When a movie does well, it feels good. It doesn’t matter if it is my film or someone else’s film because that means the industry is thriving and more jobs for people, more joy.
Did you anticipate that the film would receive so much love from the audience?
I had an intuition that we have made a good film and whoever will watch it will get emotionally involved, but I didn’t anticipate people with posters on the road, people driving on bikes holding hoardings and autorickshaw drivers giving free rides if you show The Kerala Story ticket. The public totally took care of our promotions and PR.
The film deals with a grave and important subject. Can you share any fun or interesting anecdotes from the sets of the film?
I had made a few dog friends in Ladakh. There’s a scene where Ishak gets angry with me and gets violent, so my dog friends would howl or come running onto set (we were shooting outdoors) in the middle of the scene. Also, they didn’t like seeing me cry, so after the shot was done I had to go crack a joke with them so they weren’t upset.
When I was shooting for the scenes where I am pregnant, I was walking with a huge belly in the narrow lanes. It did evoke some chuckles behind the scenes from all of us. I had to squat with the prosthetic stomach to sit. For a movie like this, keeping the mood on set serious but still light, I would give full credit to Sudipto sir and Vipul sir.
Who did you bond with the most on the sets from amongst your co-stars?
For me, it was like living three different lives. The college portions with the girls, my dorm room and the boys.
Then the Afghanistan portions, my husband and the baby and even the jail portions of the United Nations peacekeeping force. I got along well with everyone – the actors, ADs, and the crew. We were fortunate everyone was nice.
One person who remained through all the three lifetimes was my mother in the movie played by Devadarshni Chetan. She is a lovely actress. For me, ‘The Kerala Story’ was a mother daughter story from the first time I read it, so even portions where Shalini’s mother isn’t physically present, she’s in her mind in each scene. She wants to speak to her mother, or avoid her mother, or craves to meet her mother just once.
What, according to you, sets Vipul Shah apart from the other producers in Bollywood?
I have not worked with too many people in Bollywood yet so comparing would be unfair, but I can tell you about Vipul sir. He reads people very well. He has the intelligence to project a character on an actor even if he’s not seen the actor in that getup. He cast me as a saviour in ‘Commando’. Bhavana Reddy is an encounter specialist and then as Shalini Unnikrishnan who is afraid of guns, a victim in ‘The Kerala Story’. Also, they have a lot of very tasty food on set and I like that everyone is allowed to eat all the food in the buffet, unlimited helpings. There is no hierarchy when it comes to food.
Is it difficult to switch on and switch off from a character as intense as Shalini Unnikrishnan for you?
Yes, it may be a little difficult to get in and out of a character but it is more difficult to get a role like Shalini Unnikrishnan. I still have people who want to be actors who ask me how to get a role and I have no answer other than that the cosmos has to come together and give it to you.
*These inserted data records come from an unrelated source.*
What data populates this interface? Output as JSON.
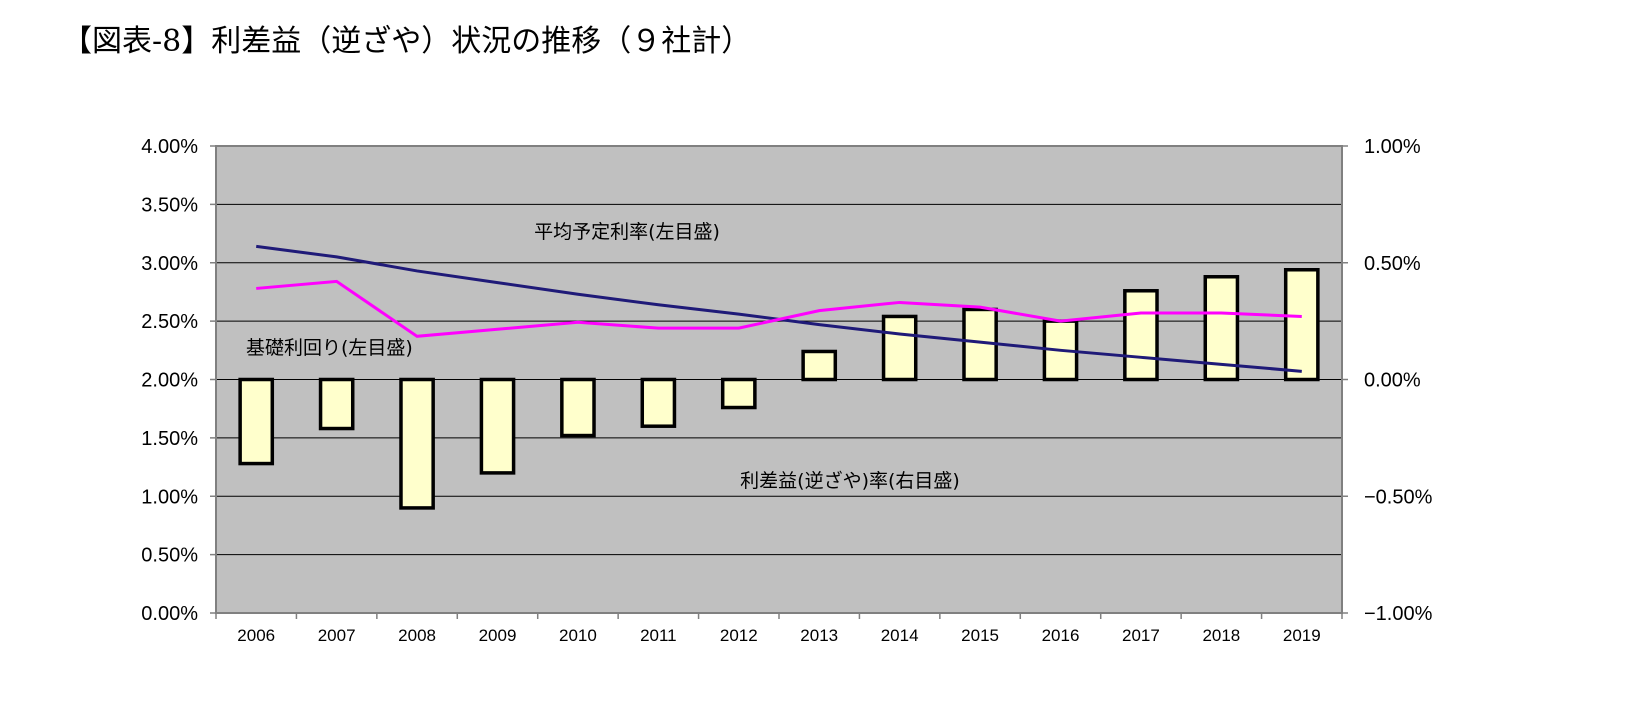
{
  "chart_data": {
    "type": "bar+line",
    "title": "【図表-8】利差益（逆ざや）状況の推移（９社計）",
    "categories": [
      "2006",
      "2007",
      "2008",
      "2009",
      "2010",
      "2011",
      "2012",
      "2013",
      "2014",
      "2015",
      "2016",
      "2017",
      "2018",
      "2019"
    ],
    "left_axis": {
      "ylim": [
        0,
        4
      ],
      "ticks": [
        0,
        0.5,
        1.0,
        1.5,
        2.0,
        2.5,
        3.0,
        3.5,
        4.0
      ],
      "tick_labels": [
        "0.00%",
        "0.50%",
        "1.00%",
        "1.50%",
        "2.00%",
        "2.50%",
        "3.00%",
        "3.50%",
        "4.00%"
      ]
    },
    "right_axis": {
      "ylim": [
        -1,
        1
      ],
      "ticks": [
        -1.0,
        -0.5,
        0.0,
        0.5,
        1.0
      ],
      "tick_labels": [
        "−1.00%",
        "−0.50%",
        "0.00%",
        "0.50%",
        "1.00%"
      ]
    },
    "series": [
      {
        "name": "利差益(逆ざや)率(右目盛)",
        "type": "bar",
        "axis": "right",
        "color": "#FFFFCC",
        "edge": "#000000",
        "values": [
          -0.36,
          -0.21,
          -0.55,
          -0.4,
          -0.24,
          -0.2,
          -0.12,
          0.12,
          0.27,
          0.3,
          0.25,
          0.38,
          0.44,
          0.47
        ],
        "annotation": "利差益(逆ざや)率(右目盛)"
      },
      {
        "name": "平均予定利率(左目盛)",
        "type": "line",
        "axis": "left",
        "color": "#1F1A78",
        "values": [
          3.14,
          3.05,
          2.93,
          2.83,
          2.73,
          2.64,
          2.56,
          2.47,
          2.39,
          2.32,
          2.25,
          2.19,
          2.13,
          2.07
        ],
        "annotation": "平均予定利率(左目盛)"
      },
      {
        "name": "基礎利回り(左目盛)",
        "type": "line",
        "axis": "left",
        "color": "#FF00FF",
        "values": [
          2.78,
          2.84,
          2.37,
          2.43,
          2.49,
          2.44,
          2.44,
          2.59,
          2.66,
          2.62,
          2.5,
          2.57,
          2.57,
          2.54
        ],
        "annotation": "基礎利回り(左目盛)"
      }
    ],
    "grid": true,
    "plot_background": "#C0C0C0"
  }
}
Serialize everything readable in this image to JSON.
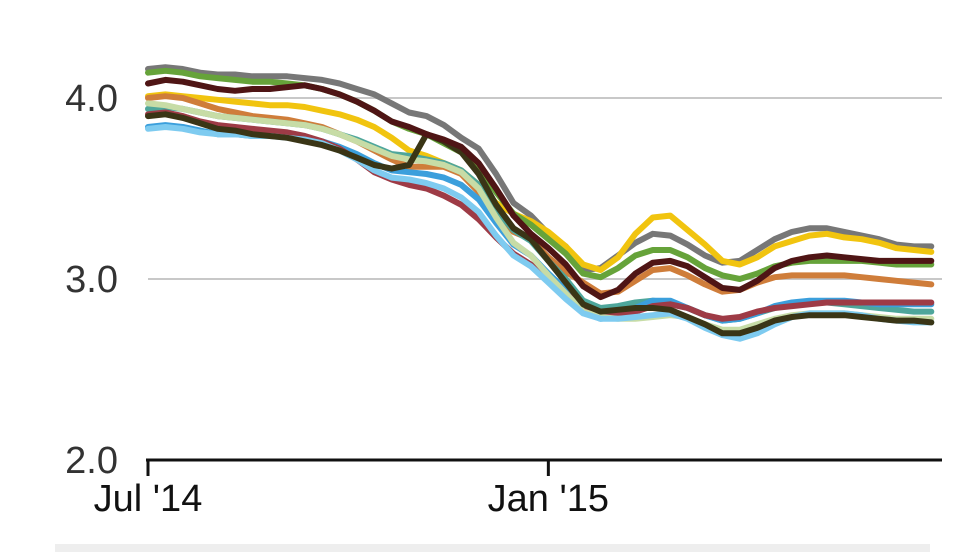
{
  "chart_data": {
    "type": "line",
    "title": "",
    "xlabel": "",
    "ylabel": "",
    "x_start": "2014-07-01",
    "x_end": "2015-06-30",
    "ylim": [
      2.0,
      4.3
    ],
    "y_ticks": [
      2.0,
      3.0,
      4.0
    ],
    "y_tick_labels": [
      "2.0",
      "3.0",
      "4.0"
    ],
    "x_ticks": [
      "2014-07-01",
      "2015-01-01"
    ],
    "x_tick_labels": [
      "Jul '14",
      "Jan '15"
    ],
    "grid": "horizontal",
    "legend": "none",
    "x": [
      "2014-07-01",
      "2014-07-09",
      "2014-07-17",
      "2014-07-25",
      "2014-08-02",
      "2014-08-10",
      "2014-08-18",
      "2014-08-26",
      "2014-09-03",
      "2014-09-11",
      "2014-09-19",
      "2014-09-27",
      "2014-10-05",
      "2014-10-13",
      "2014-10-21",
      "2014-10-29",
      "2014-11-06",
      "2014-11-14",
      "2014-11-22",
      "2014-11-30",
      "2014-12-08",
      "2014-12-16",
      "2014-12-24",
      "2015-01-01",
      "2015-01-09",
      "2015-01-17",
      "2015-01-25",
      "2015-02-02",
      "2015-02-10",
      "2015-02-18",
      "2015-02-26",
      "2015-03-06",
      "2015-03-14",
      "2015-03-22",
      "2015-03-30",
      "2015-04-07",
      "2015-04-15",
      "2015-04-23",
      "2015-05-01",
      "2015-05-09",
      "2015-05-17",
      "2015-05-25",
      "2015-06-02",
      "2015-06-10",
      "2015-06-18",
      "2015-06-26"
    ],
    "series": [
      {
        "color": "#777777",
        "values": [
          4.16,
          4.17,
          4.16,
          4.14,
          4.13,
          4.13,
          4.12,
          4.12,
          4.12,
          4.11,
          4.1,
          4.08,
          4.05,
          4.02,
          3.97,
          3.92,
          3.9,
          3.85,
          3.78,
          3.72,
          3.58,
          3.42,
          3.35,
          3.25,
          3.18,
          3.05,
          3.06,
          3.13,
          3.2,
          3.25,
          3.24,
          3.19,
          3.13,
          3.09,
          3.1,
          3.16,
          3.22,
          3.26,
          3.28,
          3.28,
          3.26,
          3.24,
          3.22,
          3.19,
          3.18,
          3.18
        ]
      },
      {
        "color": "#f1c40f",
        "values": [
          4.01,
          4.02,
          4.01,
          4.0,
          3.99,
          3.98,
          3.97,
          3.96,
          3.96,
          3.95,
          3.93,
          3.91,
          3.88,
          3.84,
          3.78,
          3.71,
          3.68,
          3.64,
          3.6,
          3.52,
          3.42,
          3.36,
          3.32,
          3.26,
          3.18,
          3.08,
          3.05,
          3.12,
          3.25,
          3.34,
          3.35,
          3.27,
          3.19,
          3.1,
          3.08,
          3.12,
          3.18,
          3.21,
          3.24,
          3.25,
          3.23,
          3.22,
          3.2,
          3.17,
          3.16,
          3.15
        ]
      },
      {
        "color": "#66a33a",
        "values": [
          4.14,
          4.15,
          4.14,
          4.12,
          4.11,
          4.1,
          4.09,
          4.09,
          4.08,
          4.07,
          4.05,
          4.02,
          3.98,
          3.93,
          3.87,
          3.83,
          3.8,
          3.75,
          3.7,
          3.62,
          3.48,
          3.36,
          3.3,
          3.22,
          3.14,
          3.03,
          3.01,
          3.06,
          3.13,
          3.16,
          3.16,
          3.12,
          3.06,
          3.02,
          3.0,
          3.03,
          3.07,
          3.09,
          3.1,
          3.1,
          3.1,
          3.1,
          3.09,
          3.08,
          3.08,
          3.08
        ]
      },
      {
        "color": "#cf7d3a",
        "values": [
          4.0,
          4.01,
          4.0,
          3.97,
          3.94,
          3.92,
          3.9,
          3.89,
          3.88,
          3.86,
          3.84,
          3.8,
          3.76,
          3.71,
          3.66,
          3.62,
          3.62,
          3.62,
          3.58,
          3.48,
          3.36,
          3.26,
          3.22,
          3.12,
          3.04,
          2.98,
          2.92,
          2.93,
          2.99,
          3.05,
          3.06,
          3.02,
          2.97,
          2.93,
          2.94,
          2.98,
          3.01,
          3.02,
          3.02,
          3.02,
          3.02,
          3.01,
          3.0,
          2.99,
          2.98,
          2.97
        ]
      },
      {
        "color": "#4ea69b",
        "values": [
          3.94,
          3.95,
          3.94,
          3.92,
          3.9,
          3.89,
          3.88,
          3.87,
          3.86,
          3.85,
          3.83,
          3.8,
          3.77,
          3.73,
          3.69,
          3.68,
          3.66,
          3.64,
          3.6,
          3.52,
          3.38,
          3.27,
          3.21,
          3.1,
          3.0,
          2.88,
          2.84,
          2.85,
          2.87,
          2.88,
          2.87,
          2.84,
          2.8,
          2.77,
          2.78,
          2.81,
          2.84,
          2.86,
          2.87,
          2.87,
          2.86,
          2.85,
          2.84,
          2.83,
          2.82,
          2.82
        ]
      },
      {
        "color": "#3b9fdc",
        "values": [
          3.84,
          3.85,
          3.84,
          3.82,
          3.8,
          3.8,
          3.79,
          3.79,
          3.79,
          3.78,
          3.76,
          3.73,
          3.69,
          3.64,
          3.6,
          3.59,
          3.58,
          3.56,
          3.52,
          3.44,
          3.31,
          3.19,
          3.13,
          3.03,
          2.94,
          2.82,
          2.78,
          2.79,
          2.84,
          2.88,
          2.88,
          2.84,
          2.8,
          2.77,
          2.78,
          2.81,
          2.85,
          2.87,
          2.88,
          2.88,
          2.88,
          2.87,
          2.86,
          2.86,
          2.86,
          2.86
        ]
      },
      {
        "color": "#9e3b46",
        "values": [
          3.91,
          3.92,
          3.9,
          3.87,
          3.85,
          3.84,
          3.83,
          3.82,
          3.81,
          3.79,
          3.76,
          3.72,
          3.66,
          3.59,
          3.55,
          3.52,
          3.5,
          3.46,
          3.41,
          3.33,
          3.23,
          3.14,
          3.08,
          3.0,
          2.92,
          2.84,
          2.81,
          2.8,
          2.82,
          2.85,
          2.86,
          2.84,
          2.8,
          2.78,
          2.79,
          2.82,
          2.84,
          2.85,
          2.86,
          2.87,
          2.87,
          2.87,
          2.87,
          2.87,
          2.87,
          2.87
        ]
      },
      {
        "color": "#c7dca6",
        "values": [
          3.97,
          3.96,
          3.94,
          3.92,
          3.9,
          3.89,
          3.88,
          3.87,
          3.86,
          3.85,
          3.83,
          3.8,
          3.76,
          3.72,
          3.68,
          3.66,
          3.65,
          3.63,
          3.59,
          3.5,
          3.34,
          3.2,
          3.13,
          3.02,
          2.92,
          2.82,
          2.79,
          2.78,
          2.78,
          2.79,
          2.8,
          2.79,
          2.75,
          2.72,
          2.72,
          2.75,
          2.78,
          2.8,
          2.81,
          2.81,
          2.81,
          2.8,
          2.79,
          2.78,
          2.78,
          2.78
        ]
      },
      {
        "color": "#7ecbf0",
        "values": [
          3.83,
          3.84,
          3.83,
          3.81,
          3.8,
          3.8,
          3.79,
          3.79,
          3.78,
          3.77,
          3.75,
          3.71,
          3.66,
          3.6,
          3.56,
          3.55,
          3.53,
          3.5,
          3.45,
          3.37,
          3.24,
          3.13,
          3.07,
          2.98,
          2.89,
          2.81,
          2.78,
          2.78,
          2.79,
          2.8,
          2.81,
          2.78,
          2.73,
          2.69,
          2.67,
          2.7,
          2.75,
          2.79,
          2.81,
          2.81,
          2.81,
          2.8,
          2.78,
          2.77,
          2.76,
          2.76
        ]
      },
      {
        "color": "#3a3516",
        "values": [
          3.9,
          3.91,
          3.89,
          3.86,
          3.83,
          3.82,
          3.8,
          3.79,
          3.78,
          3.76,
          3.74,
          3.71,
          3.67,
          3.63,
          3.61,
          3.63,
          3.8,
          3.76,
          3.7,
          3.58,
          3.41,
          3.28,
          3.22,
          3.1,
          2.98,
          2.86,
          2.82,
          2.83,
          2.84,
          2.84,
          2.83,
          2.79,
          2.75,
          2.7,
          2.7,
          2.73,
          2.77,
          2.79,
          2.8,
          2.8,
          2.8,
          2.79,
          2.78,
          2.77,
          2.77,
          2.76
        ]
      },
      {
        "color": "#4f1515",
        "values": [
          4.08,
          4.1,
          4.09,
          4.07,
          4.05,
          4.04,
          4.05,
          4.05,
          4.06,
          4.07,
          4.05,
          4.02,
          3.98,
          3.93,
          3.87,
          3.84,
          3.8,
          3.77,
          3.73,
          3.64,
          3.5,
          3.35,
          3.25,
          3.17,
          3.08,
          2.96,
          2.9,
          2.94,
          3.03,
          3.09,
          3.1,
          3.07,
          3.01,
          2.95,
          2.94,
          2.99,
          3.06,
          3.1,
          3.12,
          3.13,
          3.12,
          3.11,
          3.1,
          3.1,
          3.1,
          3.1
        ]
      }
    ]
  },
  "colors": {
    "axis": "#111111",
    "grid": "#c8c8c8",
    "tick_label": "#333333",
    "bottom_strip": "#eeeeee"
  }
}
You are one actor in Bollywood who has never shied away from speaking your mind. Has your outspoken nature ever created problems for you in your career in the industry?
Not really. Not yet. It may have actually, but I am unaware.
Fans have always been very curious about your romantic relationships as you have rarely spoken about them. What is your idea of an ideal man?
Someone who likes animals (not to eat), someone who is kind to people, who speaks in the same tone to people from all strata of society, and someone who can laugh at himself. If he can’t then no worries, I will laugh at him. He should be someone who can keep himself entertained, so he won’t lose his temper when things don’t go his way (traffic jams). Someone who is moderately intelligent would be appreciated. If he can avoid asking too many questions, that would be an added bonus.
Things have changed immensely for actresses in the industry today. However, they still have a long way to go as far as gender parity and sexism is concerned. Do you agree?
Whatever happens in society gets reflected in any industry. Maybe at school levels they can teach toddlers and then things might change.
You will next be seen in ‘Commando 4.’ What new will your fans get to see from your character in the film?
The character they have all been waiting for – Bhavana Reddy. Lots more action and lots of laughs!
Apart from Vidyut Jammwal, is there any actor, working with whom was an absolute treat for you?
I am an absolute treat to work with and I get along with almost everyone (laughs).